For a heat pump, a six degree setback is generally safe, but check with the manufacturer’s recommendations or a heating specialist regarding lowering the thermostat.
• Air sealing. When it comes to inexpensive ways to save energy in your home, air sealing is one of the most cost-effective. That means finding cold drafts and plugging them to keep more heat inside.
Look for air leaks around doors and windows, where plumbing pipes or cables enter the house, around ceiling fixtures and exhaust fans, and where the foundation meets the sill plate. Often, you can see light coming through cracks or feel the outside air seeping in if the areas aren’t sealed tightly. Use canned foam, caulk or weather stripping to block air leaks. Even a rug rolled up in front of a door will help stop drafts.
Also make sure chimney dampers are tightly closed and unused chimneys are sealed.

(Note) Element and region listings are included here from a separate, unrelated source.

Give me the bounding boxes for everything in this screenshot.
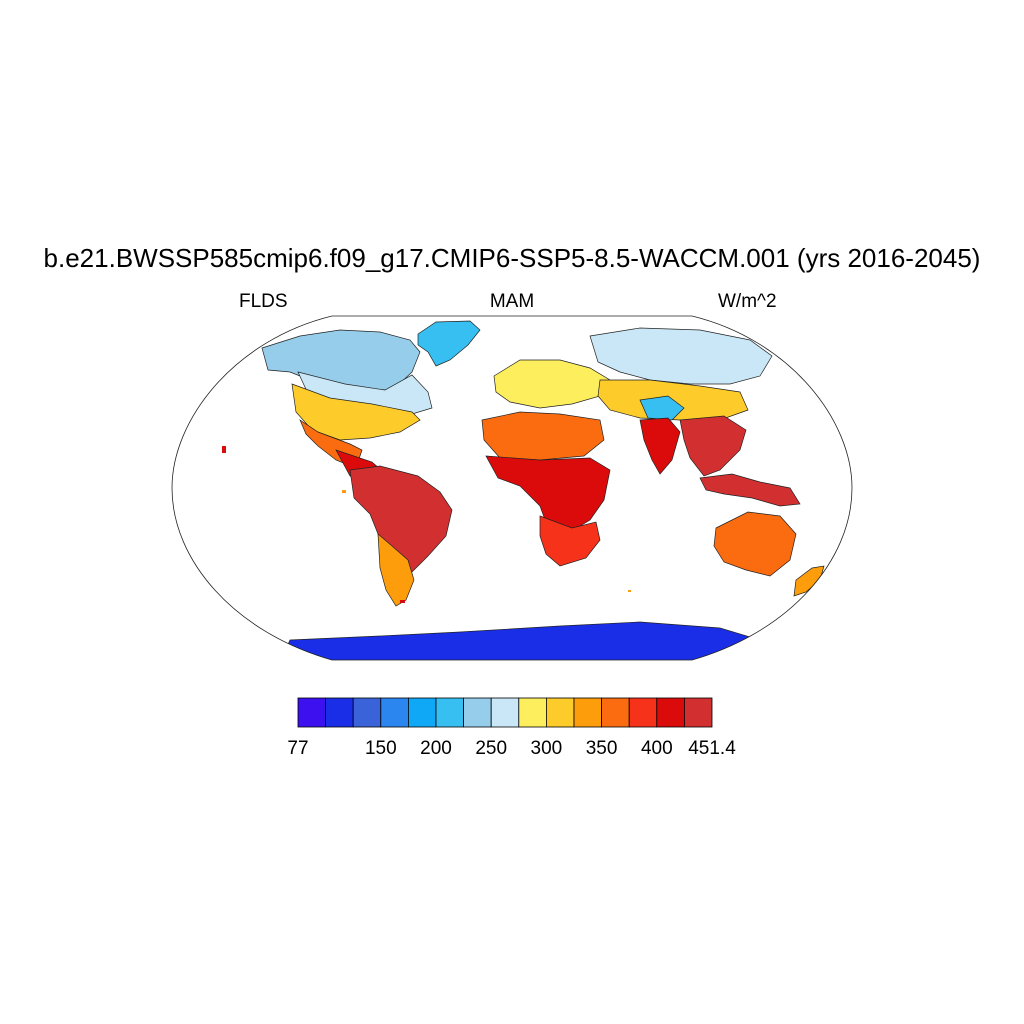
island <box>628 590 631 592</box>
region-siberia <box>589 327 773 385</box>
colorbar-swatch <box>490 697 520 728</box>
colorbar-labels: 77 150 200 250 300 350 400 451.4 <box>287 738 736 759</box>
colorbar-swatch <box>435 697 465 728</box>
colorbar-swatch <box>573 697 603 728</box>
colorbar <box>297 697 713 728</box>
map-boundary <box>171 315 853 661</box>
region-southeast-asia <box>679 415 747 477</box>
colorbar-swatch <box>518 697 547 728</box>
plot-title: b.e21.BWSSP585cmip6.f09_g17.CMIP6-SSP5-8… <box>43 243 981 273</box>
colorbar-tick-label: 400 <box>641 738 673 759</box>
colorbar-swatch <box>297 697 327 728</box>
region-antarctica <box>279 621 781 660</box>
colorbar-tick-label: 250 <box>475 738 507 759</box>
region-usa <box>291 383 421 441</box>
region-greenland <box>417 320 481 367</box>
region-tibet <box>639 395 685 421</box>
colorbar-swatch <box>380 697 409 728</box>
island <box>222 446 226 453</box>
region-north-africa <box>481 411 605 461</box>
season-label: MAM <box>489 291 535 312</box>
colorbar-swatch <box>352 697 382 728</box>
variable-label: FLDS <box>239 291 288 312</box>
colorbar-swatch <box>325 697 354 728</box>
colorbar-swatch <box>601 697 630 728</box>
land-layer <box>222 320 825 660</box>
region-india <box>639 417 681 475</box>
colorbar-tick-label: 77 <box>287 738 308 759</box>
region-indonesia <box>699 473 801 507</box>
colorbar-tick-label: 350 <box>586 738 618 759</box>
colorbar-tick-label: 300 <box>531 738 563 759</box>
colorbar-swatch <box>684 697 713 728</box>
region-europe <box>493 359 611 409</box>
colorbar-tick-label: 451.4 <box>688 738 736 759</box>
region-new-zealand <box>793 565 825 597</box>
colorbar-tick-label: 150 <box>365 738 397 759</box>
island <box>342 490 346 493</box>
region-south-america <box>349 465 453 591</box>
region-australia <box>713 511 797 577</box>
units-label: W/m^2 <box>718 291 777 312</box>
colorbar-swatch <box>656 697 685 728</box>
region-southern-africa <box>539 515 601 567</box>
island <box>400 600 405 603</box>
colorbar-swatch <box>463 697 492 728</box>
colorbar-swatch <box>407 697 437 728</box>
colorbar-tick-label: 200 <box>420 738 452 759</box>
region-south-america-south <box>377 533 415 607</box>
colorbar-swatch <box>546 697 575 728</box>
colorbar-swatch <box>628 697 658 728</box>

• Lighting. Even though Tom Edison’s incandescent light bulb won a nine-month reprieve from Congress last month, you may want to start the conversion anyway. Now-delayed efficiency rules were to require a phase-out of the old bulbs and a phase-in of more efficient bulbs such as compact fluorescent light bulbs or LED lights. Those more-efficient bulbs have a bit more expensive initial cost compared to a less-efficient light. But lower energy usage and a longer life from the new bulbs will make up for the higher purchase price.
Resolve this year to replace your incandescent light bulbs with CFLs or LEDs as they burn out, and start to save.
• Water heating. Heating water is the second-largest energy user in a home, so fix any dripping faucets. Otherwise, you’re wasting water and the energy needed to heat it. After turning off electricity to the water heater at the service panel, set the water heater thermostats to 120 degrees. You might experiment by gradually reducing your water heater thermostat settings to find out what temperature works for you. Most have two thermostats, so be sure to set them both. Put insulation around your water pipes including the inlet and outlet piping above most water heaters.
Only run the dishwasher and clothes washer with full loads. Take showers instead of baths. Wash laundry in cold water, when possible. It all makes a difference over time.
• Heating and cooling tune-up. Check your furnace filters monthly and replace as necessary to keep your system running as efficiently as possible. Service your heating and cooling system annually, just like you do with your car. Schedule a service technician to clean the unit, ensuring that the equipment is running at its most cost-efficient and optimum capacity.
• Energy Star labeling. Buy appliances and electronics with the Energy Star label, which certifies that refrigerators use 15 percent less energy than their non-Energy Star peers, that dishwashers use 25 percent less, and clothes washers use 50 percent less. The orange Energy Forward sticker on TVs also indicates energy efficiency.